What Jesus faced, what Jesus endured, the cup that Jesus drank—the cup of God’s wrath, which He drank to the very dregs—that is the most horrible suffering at the hand of God there was or ever will be.
No one suffered like Jesus. What Jerusalem experienced was, comparatively, a walk in the park.
Jesus dealt with the deadly reality of our sin and the fearsome, settled wrath of God that WE deserve.
Listen to these words:
Romans 5:6–11 NIV
6 You see, at just the right time, when we were still powerless, Christ died for the ungodly. 7 Very rarely will anyone die for a righteous person, though for a good person someone might possibly dare to die. 8 But God demonstrates his own love for us in this: While we were still sinners, Christ died for us. 9 Since we have now been justified by his blood, how much more shall we be saved from God’s wrath through him! 10 For if, while we were God’s enemies, we were reconciled to him through the death of his Son, how much more, having been reconciled, shall we be saved through his life! 11 Not only is this so, but we also boast in God through our Lord Jesus Christ, through whom we have now received reconciliation.
This is what Jesus has done for us: dying for US, saving US from God’s wrath.
There’s a verse at the end of John’s Gospel that I’ve been chewing on since Tuesday. It’s found at the end of John 3.
It goes like this.
John 3:36 NIV
36 Whoever believes in the Son has eternal life, but whoever rejects the Son will not see life, for God’s wrath remains on them.
When our faith in is in the Son of God—Jesus—we are granted eternal, everlasting life.
Apart from Christ, we remain objects of God’s wrath, the same wrath and fierce anger described in Lamentations.
Ultimately, these poems are in the Bible to help us appreciate all the more what Jesus has done for us.
Jesus takes our place. Suffers in our stead. Absorbs the wrath of God we would have experienced apart from Him.
If not for Jesus, the situation described in Lamentations 2 would be ours.
How grateful we should daily be for our Jesus!
Lamentations 1 forces us to ask: “Have we taken our sin too lightly?”
Lamentations 2 begs us to consider: “Have we underestimated the wrath of God?”
For if we have, we will not begin to grasp what God has done for us in the Lord Jesus.
If we’ve glossed over the reality of our sin and the seriousness of God’s wrath, it will stop us running to Christ and drawing on all that God has already done for us and given us in Him.
Apart from Jesus, there is only wrath.
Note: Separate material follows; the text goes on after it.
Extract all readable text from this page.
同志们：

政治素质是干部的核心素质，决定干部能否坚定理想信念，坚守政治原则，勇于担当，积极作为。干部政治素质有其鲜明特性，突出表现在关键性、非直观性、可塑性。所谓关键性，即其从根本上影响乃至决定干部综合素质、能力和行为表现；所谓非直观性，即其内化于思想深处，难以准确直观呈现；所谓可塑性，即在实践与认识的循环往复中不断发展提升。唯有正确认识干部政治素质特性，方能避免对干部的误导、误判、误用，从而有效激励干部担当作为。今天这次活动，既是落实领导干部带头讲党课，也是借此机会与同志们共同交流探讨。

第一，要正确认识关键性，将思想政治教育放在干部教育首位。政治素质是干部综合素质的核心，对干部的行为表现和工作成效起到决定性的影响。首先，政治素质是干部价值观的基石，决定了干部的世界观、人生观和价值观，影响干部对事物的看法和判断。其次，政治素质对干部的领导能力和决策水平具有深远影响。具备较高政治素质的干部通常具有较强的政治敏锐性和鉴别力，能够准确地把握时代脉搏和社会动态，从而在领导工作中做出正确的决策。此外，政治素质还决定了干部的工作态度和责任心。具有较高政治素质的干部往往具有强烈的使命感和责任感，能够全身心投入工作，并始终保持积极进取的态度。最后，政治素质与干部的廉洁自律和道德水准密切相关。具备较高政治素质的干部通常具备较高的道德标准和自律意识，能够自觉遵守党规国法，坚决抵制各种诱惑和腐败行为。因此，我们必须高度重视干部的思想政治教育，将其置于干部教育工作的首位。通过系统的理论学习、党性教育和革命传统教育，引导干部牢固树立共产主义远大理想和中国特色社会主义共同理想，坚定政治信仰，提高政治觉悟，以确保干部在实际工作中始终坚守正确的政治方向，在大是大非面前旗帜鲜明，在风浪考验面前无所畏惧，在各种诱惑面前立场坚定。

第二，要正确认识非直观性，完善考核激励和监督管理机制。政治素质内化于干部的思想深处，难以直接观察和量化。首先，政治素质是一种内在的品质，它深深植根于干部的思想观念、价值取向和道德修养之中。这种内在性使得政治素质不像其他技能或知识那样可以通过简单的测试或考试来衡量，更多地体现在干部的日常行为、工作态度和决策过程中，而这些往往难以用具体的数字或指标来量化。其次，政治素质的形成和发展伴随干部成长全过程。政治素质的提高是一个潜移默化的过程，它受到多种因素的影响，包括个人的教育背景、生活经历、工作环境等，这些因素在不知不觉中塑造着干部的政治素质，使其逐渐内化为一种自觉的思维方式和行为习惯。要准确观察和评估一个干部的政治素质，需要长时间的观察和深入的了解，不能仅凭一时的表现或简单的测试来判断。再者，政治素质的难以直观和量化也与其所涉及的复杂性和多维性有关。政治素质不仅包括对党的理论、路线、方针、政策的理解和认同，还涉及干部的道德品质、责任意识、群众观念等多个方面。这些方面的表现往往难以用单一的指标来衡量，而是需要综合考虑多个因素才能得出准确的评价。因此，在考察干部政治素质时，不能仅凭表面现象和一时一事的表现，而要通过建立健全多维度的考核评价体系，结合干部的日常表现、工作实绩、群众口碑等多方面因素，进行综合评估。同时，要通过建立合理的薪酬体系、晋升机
With Jesus, there is life and hope and joy unending.
Run to Him! Rest in what He has done!
I hope the message of Lamentations has gotten under your skin. I pray the images and words of Lamentations have struck you and impacted you.
The realization that Jesus has, for me and you, absorbed the wrath of God that we deserve—is too much to hold in, too much to keep to ourselves.
Let’s go and share what Jesus has done for us.